Суинбёрн расстегнул свою рубашку и продемонстрировал левую подмышку. Прямо под ней ребра украшали множество плохо выглядевших опухолей.
— Нарывы, — объяснил он. — Не буду уточнять.
Траунс поморщился, потом сказал:
— Этого тебе не побить. — Он прижал правую ноздрю рукой и с силой выдохнул из левой. Одно из его ушей поразительно громко свистнуло.
В ответ из темноты заухало непонятное животное.
— Клянусь шляпой! — воскликнул Суинбёрн. — Как это у тебя так получается?
— Понятия не имею. Несколько дней назад я дунул в нос, и вот теперь так всегда!
Поэт поднял кувшин и как следует приложился.
— Очень хорошо, — сказал он и с некоторым трудом поднялся на ноги. Какое-то время он стоял, качаясь, потом расстегнул пояс, спустил штаны и показал человеку из Скотланд-Ярда белые бледные ягодицы, в свете лампы сверкнувшие, как полная луна. И они оказались полосатыми, как зебра.

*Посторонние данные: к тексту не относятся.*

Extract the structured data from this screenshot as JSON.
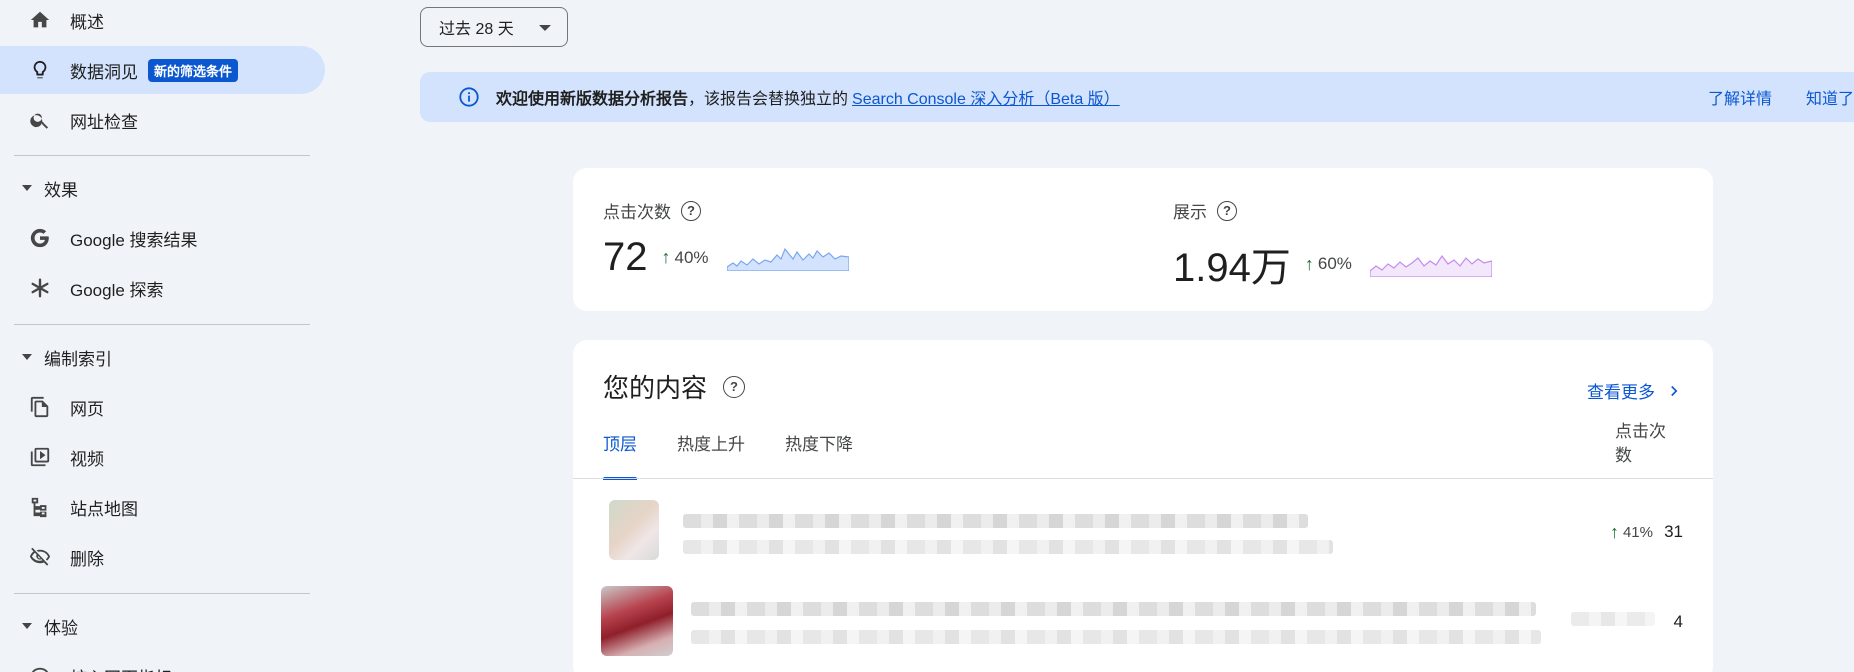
{
  "sidebar": {
    "overview": "概述",
    "insights": "数据洞见",
    "insights_badge": "新的筛选条件",
    "url_inspection": "网址检查",
    "section_performance": "效果",
    "google_search": "Google 搜索结果",
    "google_discover": "Google 探索",
    "section_indexing": "编制索引",
    "pages": "网页",
    "videos": "视频",
    "sitemaps": "站点地图",
    "removals": "删除",
    "section_experience": "体验",
    "page_experience_partial": "核心网页指标"
  },
  "date_range": {
    "label": "过去 28 天"
  },
  "banner": {
    "bold_text": "欢迎使用新版数据分析报告",
    "text": "，该报告会替换独立的",
    "link_text": "Search Console 深入分析（Beta 版）",
    "learn_more": "了解详情",
    "dismiss": "知道了"
  },
  "metrics": {
    "clicks": {
      "label": "点击次数",
      "value": "72",
      "change": "40%"
    },
    "impressions": {
      "label": "展示",
      "value": "1.94万",
      "change": "60%"
    }
  },
  "content": {
    "title": "您的内容",
    "see_more": "查看更多",
    "tabs": [
      "顶层",
      "热度上升",
      "热度下降"
    ],
    "column_header": "点击次数",
    "rows": [
      {
        "change": "41%",
        "value": "31"
      },
      {
        "change": "",
        "value": "4"
      }
    ]
  },
  "colors": {
    "accent": "#0b57d0",
    "active_bg": "#d3e3fd",
    "up": "#146c2e"
  }
}
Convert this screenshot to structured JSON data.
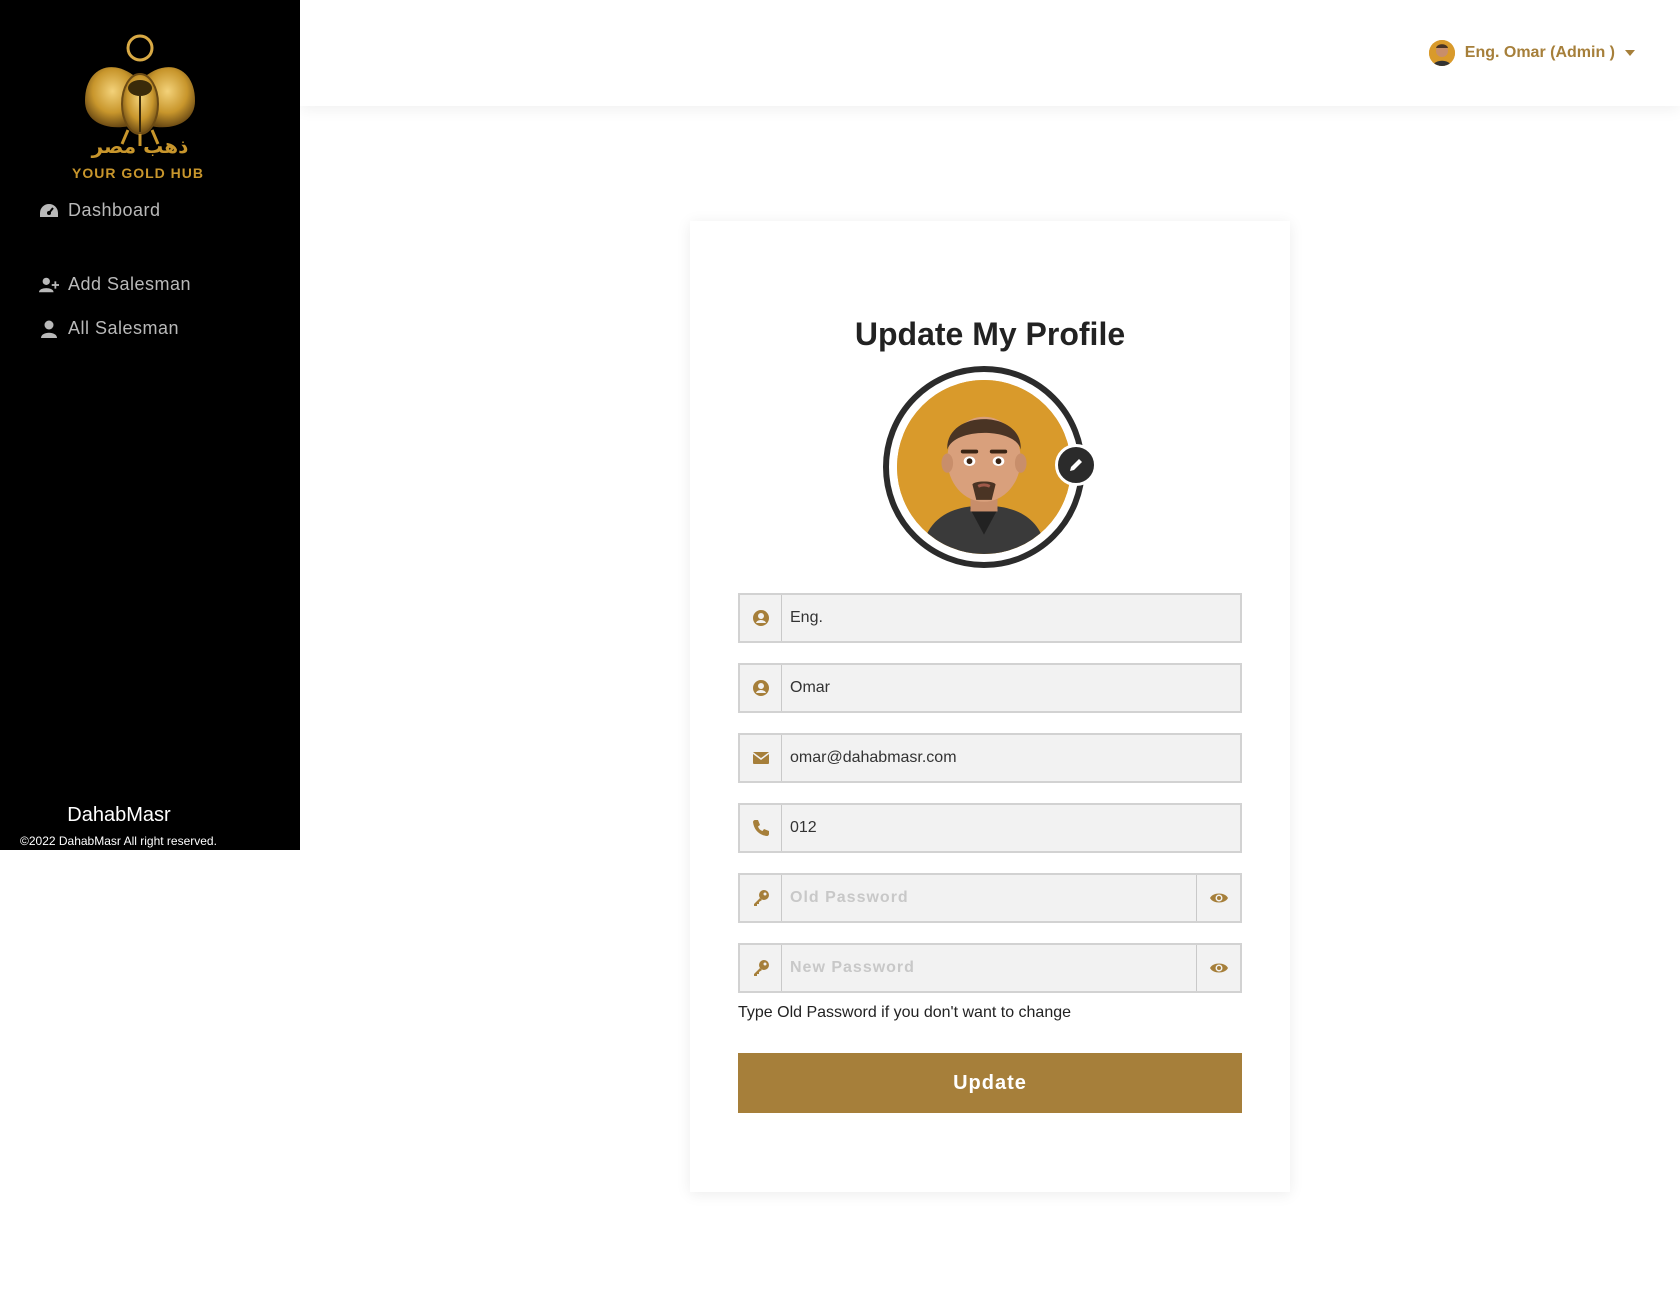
{
  "colors": {
    "sidebar_bg": "#000000",
    "accent_gold": "#a67f3a",
    "avatar_bg": "#d99a2b"
  },
  "logo": {
    "arabic_text": "ذهب مصر",
    "tagline": "YOUR GOLD HUB"
  },
  "sidebar": {
    "items": [
      {
        "label": "Dashboard",
        "icon": "gauge-icon"
      },
      {
        "label": "Add Salesman",
        "icon": "user-plus-icon"
      },
      {
        "label": "All Salesman",
        "icon": "user-icon"
      }
    ],
    "brand": "DahabMasr",
    "copyright": "©2022 DahabMasr All right reserved."
  },
  "header": {
    "user_label": "Eng. Omar (Admin )"
  },
  "profile": {
    "title": "Update My Profile",
    "fields": {
      "title_value": "Eng.",
      "name_value": "Omar",
      "email_value": "omar@dahabmasr.com",
      "phone_value": "012",
      "old_password_placeholder": "Old Password",
      "new_password_placeholder": "New Password"
    },
    "hint": "Type Old Password if you don't want to change",
    "submit_label": "Update"
  }
}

— Боже правый! — выдохнул Траунс.
— Три дня назад, — небрежно сказал Суинбёрн, — мой мул заупрямился, пересекая болото. Саид как следует стегнул его бакуром, но именно тогда, когда плетка опускалась на его зад, чертова тварь внезапно присела на задние ноги, я соскользнул назад и получил вот это!
— Уух! Болит?
— Восхитительно!
— Ты, — сказал Траунс, протягивая руку к помбе, — очень странный молодой человек, Алджернон.
— Спасибо.
Спустя несколько минут тишину разорвал громкий гулкий рокот, прокатившийся по всей деревне.
— Слон, — прошептал Траунс.
— Слава богу, — ответил Суинбёрн. — А то я подумал, что это ты.
Траунс ответил храпом, с успехом бросив вызов толстокожему.
Суинбёрн опять лег и посмотрел на небо. Протянув руку в карман, он вынул оттуда стрелу Аполлона с золотым наконечником, которую носил с собой со дня смерти Томаса Бендиша, и направил ее на звезды.
— Я иду к тебе, граф Цеппелин, — прошептал он.